Which in turn uses Aho/Corasick multiple string matching: Aho, Alfred V.; Margaret J. Corasick (June 1975). "Efficient string matching: An aid to bibliographic search". Communications of the ACM 18 (6): 333–340.
Implemented in ANSI C89, I believe.
This is a solution to Daily Coding Problem: Problem #877 [Hard], although the glob-style matching is overkill.
That problem statement reads:
This problem was asked by Google.
Given two non-empty binary trees s and t, check whether tree t has exactly the same structure and node values with a subtree of s. A subtree of s is a tree consists of a node in s and all of this node's descendants. The tree s could also be considered as a subtree of itself.
The "[Hard]" rating is possibly an understatement. There are other tree-matching algorithms, but they're all much more complicated, or they're dead slow (O(mn)) or they only work on proper subtrees. This is also not a well-known algorithm.
This problem is unsuited for whiteboarding. If it's not a take-home problem, that's a big red flag for the job candidate.

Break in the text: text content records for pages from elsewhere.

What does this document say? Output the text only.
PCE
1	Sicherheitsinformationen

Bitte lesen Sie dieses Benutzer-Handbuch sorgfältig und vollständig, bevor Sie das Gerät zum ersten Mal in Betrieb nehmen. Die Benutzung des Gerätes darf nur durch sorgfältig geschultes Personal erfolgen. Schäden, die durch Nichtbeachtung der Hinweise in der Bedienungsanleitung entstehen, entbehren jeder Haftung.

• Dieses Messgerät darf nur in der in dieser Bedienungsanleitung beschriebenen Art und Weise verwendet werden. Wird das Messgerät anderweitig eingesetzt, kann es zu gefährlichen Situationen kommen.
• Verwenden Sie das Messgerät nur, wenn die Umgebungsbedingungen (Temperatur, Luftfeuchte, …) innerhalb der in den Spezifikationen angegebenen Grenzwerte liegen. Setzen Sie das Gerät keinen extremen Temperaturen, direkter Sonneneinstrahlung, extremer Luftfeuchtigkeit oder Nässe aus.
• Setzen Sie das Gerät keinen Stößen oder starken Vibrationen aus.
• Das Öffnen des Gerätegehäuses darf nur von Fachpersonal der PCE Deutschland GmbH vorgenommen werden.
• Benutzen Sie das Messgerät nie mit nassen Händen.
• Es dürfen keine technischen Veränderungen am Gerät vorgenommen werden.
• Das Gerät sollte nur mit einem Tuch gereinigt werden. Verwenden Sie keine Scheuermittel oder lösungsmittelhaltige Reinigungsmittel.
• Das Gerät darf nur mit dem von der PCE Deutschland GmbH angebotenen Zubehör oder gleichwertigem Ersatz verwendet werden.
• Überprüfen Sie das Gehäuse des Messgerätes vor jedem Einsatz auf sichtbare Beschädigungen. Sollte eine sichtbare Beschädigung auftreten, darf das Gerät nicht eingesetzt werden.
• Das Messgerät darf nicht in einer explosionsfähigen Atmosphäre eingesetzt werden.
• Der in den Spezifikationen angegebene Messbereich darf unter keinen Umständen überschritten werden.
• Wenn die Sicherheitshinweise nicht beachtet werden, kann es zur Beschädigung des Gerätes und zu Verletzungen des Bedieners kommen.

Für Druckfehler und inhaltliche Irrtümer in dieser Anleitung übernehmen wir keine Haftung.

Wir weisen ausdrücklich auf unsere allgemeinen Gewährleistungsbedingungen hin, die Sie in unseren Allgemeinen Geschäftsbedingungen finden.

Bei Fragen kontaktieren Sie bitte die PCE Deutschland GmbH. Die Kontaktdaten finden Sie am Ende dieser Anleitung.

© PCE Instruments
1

There's no way a human could whiteboard any of the tree-matching algorithms.
Test program input trees are represented textually as lisp-style 2-element lists. Must be fully parenthesized.
(a b)
(one (two three))
((one two) (three four))
Internally, the algorithm uses conventional binary trees:
struct tree {
enum node_type type;
char label[64];
int labelsz;
int tree_size;
struct tree *left;
struct tree *right;
};
Pattern lists can contain '*' characters which represent "match anything", globbing-style wildcards. A '*' matches any subtree, or any leaf. Any other character or string (besides parentheses and whitespace) matches a node name only.
$ ./test6 -p '(a *)' -s '((a b) (a c))'
Match pattern with subtree:
(a b)
Match pattern with subtree:
(a c)
$ ./test6 -p '(b *)' -s '((a b) (a c))'
$
make test6
sh ./test.input
Uses gcc as C compiler, but Clang and pcc also work.